Entre 2007 et 2024, l'État de Floride a déversé plus de 500 000 tonnes de coquilles d'huîtres et de palourdes recyclées dans le golfe du Mexique, raconte le média AS. Ces coquilles n'ont jamais vu l'océan avant cette opération : collectées dans des restaurants de fruits de mer et des usines de transformation, elles ont été déposées sur des zones où les récifs naturels avaient disparu au lieu de finir en décharge.
L'objectif était de régénérer des fonds marins devenus sablonneux et appauvris. Au terme de près de deux décennies, les populations de poissons, de tortues et de dauphins ont retrouvé des niveaux inédits depuis plus de 25 ans.
Le projet n'a pourtant pas convaincu tout le monde dès le départ.
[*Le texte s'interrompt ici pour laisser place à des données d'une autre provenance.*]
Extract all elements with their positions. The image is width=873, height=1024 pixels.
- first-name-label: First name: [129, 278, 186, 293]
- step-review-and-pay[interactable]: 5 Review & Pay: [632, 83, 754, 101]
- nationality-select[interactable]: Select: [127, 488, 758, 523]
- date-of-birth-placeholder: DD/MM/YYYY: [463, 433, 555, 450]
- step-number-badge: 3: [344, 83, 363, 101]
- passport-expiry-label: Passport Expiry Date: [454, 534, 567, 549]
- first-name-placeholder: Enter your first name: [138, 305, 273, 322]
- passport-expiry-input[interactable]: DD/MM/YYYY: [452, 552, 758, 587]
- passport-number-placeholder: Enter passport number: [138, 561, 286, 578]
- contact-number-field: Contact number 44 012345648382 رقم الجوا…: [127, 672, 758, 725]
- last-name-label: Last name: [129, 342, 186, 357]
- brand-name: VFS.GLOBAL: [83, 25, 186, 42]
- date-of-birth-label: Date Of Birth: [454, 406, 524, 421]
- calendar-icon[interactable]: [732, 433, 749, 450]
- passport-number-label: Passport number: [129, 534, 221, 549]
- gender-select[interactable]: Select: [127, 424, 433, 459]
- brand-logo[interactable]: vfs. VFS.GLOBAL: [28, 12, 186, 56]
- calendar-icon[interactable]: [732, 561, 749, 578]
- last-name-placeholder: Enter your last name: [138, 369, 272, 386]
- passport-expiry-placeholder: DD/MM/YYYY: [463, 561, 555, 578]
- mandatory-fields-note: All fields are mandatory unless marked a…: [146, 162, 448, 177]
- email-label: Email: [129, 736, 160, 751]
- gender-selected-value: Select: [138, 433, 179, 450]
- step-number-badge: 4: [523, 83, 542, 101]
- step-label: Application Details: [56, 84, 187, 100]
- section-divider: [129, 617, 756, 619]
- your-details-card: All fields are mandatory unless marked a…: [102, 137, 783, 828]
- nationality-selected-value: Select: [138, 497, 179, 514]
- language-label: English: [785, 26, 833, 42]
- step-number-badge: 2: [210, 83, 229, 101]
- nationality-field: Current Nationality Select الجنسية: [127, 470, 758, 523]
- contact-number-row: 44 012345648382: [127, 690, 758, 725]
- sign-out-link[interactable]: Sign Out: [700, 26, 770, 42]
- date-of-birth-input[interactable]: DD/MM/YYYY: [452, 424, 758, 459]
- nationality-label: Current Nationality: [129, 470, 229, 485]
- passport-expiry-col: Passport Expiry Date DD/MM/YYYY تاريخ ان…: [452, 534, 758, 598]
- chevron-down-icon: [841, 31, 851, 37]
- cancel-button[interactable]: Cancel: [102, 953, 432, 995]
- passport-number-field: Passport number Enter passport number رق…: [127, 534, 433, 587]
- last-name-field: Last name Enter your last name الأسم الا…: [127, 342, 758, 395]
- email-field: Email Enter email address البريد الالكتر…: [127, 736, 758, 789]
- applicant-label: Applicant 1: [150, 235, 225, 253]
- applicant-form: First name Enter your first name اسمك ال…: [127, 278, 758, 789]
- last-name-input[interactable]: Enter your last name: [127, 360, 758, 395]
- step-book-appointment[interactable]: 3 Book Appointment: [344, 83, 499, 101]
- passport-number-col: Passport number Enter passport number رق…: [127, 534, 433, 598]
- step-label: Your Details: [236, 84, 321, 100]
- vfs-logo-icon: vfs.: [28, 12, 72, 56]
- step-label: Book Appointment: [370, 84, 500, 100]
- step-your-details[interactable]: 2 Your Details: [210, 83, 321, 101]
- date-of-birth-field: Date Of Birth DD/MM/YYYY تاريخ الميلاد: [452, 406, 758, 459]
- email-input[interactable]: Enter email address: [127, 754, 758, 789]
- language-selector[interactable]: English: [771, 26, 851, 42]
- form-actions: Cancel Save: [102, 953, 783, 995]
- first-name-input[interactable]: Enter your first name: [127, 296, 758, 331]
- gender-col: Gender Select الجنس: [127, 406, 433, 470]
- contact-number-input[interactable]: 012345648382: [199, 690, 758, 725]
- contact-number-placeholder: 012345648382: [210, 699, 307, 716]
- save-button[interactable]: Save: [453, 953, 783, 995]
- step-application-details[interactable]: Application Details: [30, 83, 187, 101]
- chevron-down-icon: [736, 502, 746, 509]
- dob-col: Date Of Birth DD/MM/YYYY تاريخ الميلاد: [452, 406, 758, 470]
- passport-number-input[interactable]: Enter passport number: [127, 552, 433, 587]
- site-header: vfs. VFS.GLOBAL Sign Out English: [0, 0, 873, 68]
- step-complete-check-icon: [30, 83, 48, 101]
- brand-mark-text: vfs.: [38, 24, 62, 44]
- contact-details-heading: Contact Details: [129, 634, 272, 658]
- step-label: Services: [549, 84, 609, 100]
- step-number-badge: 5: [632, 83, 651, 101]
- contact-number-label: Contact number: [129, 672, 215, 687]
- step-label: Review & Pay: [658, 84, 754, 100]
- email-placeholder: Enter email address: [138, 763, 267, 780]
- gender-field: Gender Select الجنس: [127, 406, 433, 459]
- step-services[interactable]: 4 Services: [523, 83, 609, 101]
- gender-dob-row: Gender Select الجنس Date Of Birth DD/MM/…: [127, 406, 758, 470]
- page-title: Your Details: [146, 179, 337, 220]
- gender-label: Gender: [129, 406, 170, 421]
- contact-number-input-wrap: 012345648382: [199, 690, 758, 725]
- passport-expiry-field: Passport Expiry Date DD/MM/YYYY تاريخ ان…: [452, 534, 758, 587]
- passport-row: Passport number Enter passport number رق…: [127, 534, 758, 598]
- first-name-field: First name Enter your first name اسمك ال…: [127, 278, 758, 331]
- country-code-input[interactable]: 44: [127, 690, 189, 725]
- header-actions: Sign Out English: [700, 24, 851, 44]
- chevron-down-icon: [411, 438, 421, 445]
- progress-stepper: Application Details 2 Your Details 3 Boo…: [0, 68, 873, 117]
Certains détracteurs y ont vu un déversement irresponsable, d'autres ont averti qu'il risquait d'aggraver la situation d'un milieu déjà fragilisé. Même les chercheurs à l'origine de l'expérience doutaient de son efficacité, faute de progrès visibles dans les premières phases.
Des bactéries et du calcium ont reconstruit le fond marin
Sous la surface, les processus s'enclenchaient pourtant. Des bactéries ont rapidement colonisé les coquilles, formant un biofilm, cette fine couche que les scientifiques peinent encore à reproduire en laboratoire et qui constitue le point de départ de la quasi-totalité des écosystèmes marins.
En se désintégrant, les coquilles ont aussi libéré du calcium, créant des microzones : de petites poches d'eau à la composition chimique légèrement différente, nécessaires à la survie de certains organismes. Les coquilles mortes ont surtout offert une surface dure où les jeunes huîtres, appelées spat, ont pu s'attacher et grandir, alors que le déclin des récifs naturels avait rendu le fond marin trop mou pour elles.
La reconstruction s'est faite couche par couche, jusqu'à devenir indéniable. Les huîtres vivantes qui s'y sont installées ont filtré l'eau, limitant les marées d'algues nuisibles et laissant place à une eau plus propre, favorable à une plus grande diversité de plantes et d'animaux marins.
Le déclin des populations d'huîtres tenait à la surpêche, mais aussi à des catastrophes comme la marée noire de Deepwater Horizon. Sa portée dépasse la seule vie marine : un manque de poissons fait perdre des revenus aux pêcheurs et fait grimper les prix dans les restaurants, tandis que des eaux polluées font fuir les touristes. Les récifs offrent en plus une protection naturelle lors des tempêtes côtières.
Le succès de cette expérience a attiré l'attention d'ingénieurs côtiers et de biologistes marins en Amérique du Nord, en Europe et en Australie, qui étudient comment des matériaux naturels pourraient reconstruire rapidement des milieux marins dégradés ailleurs dans le monde. Des programmes similaires de recyclage de coquillages ont déjà été lancés en Alabama, au Texas, en Louisiane, en Californie, au Mississippi et dans les Carolines.
Aucun projet isolé ne peut effacer des décennies de dégâts environnementaux. Mais la Floride a mis à transformer les restes d'assiettes de fruits de mer en récifs vivants.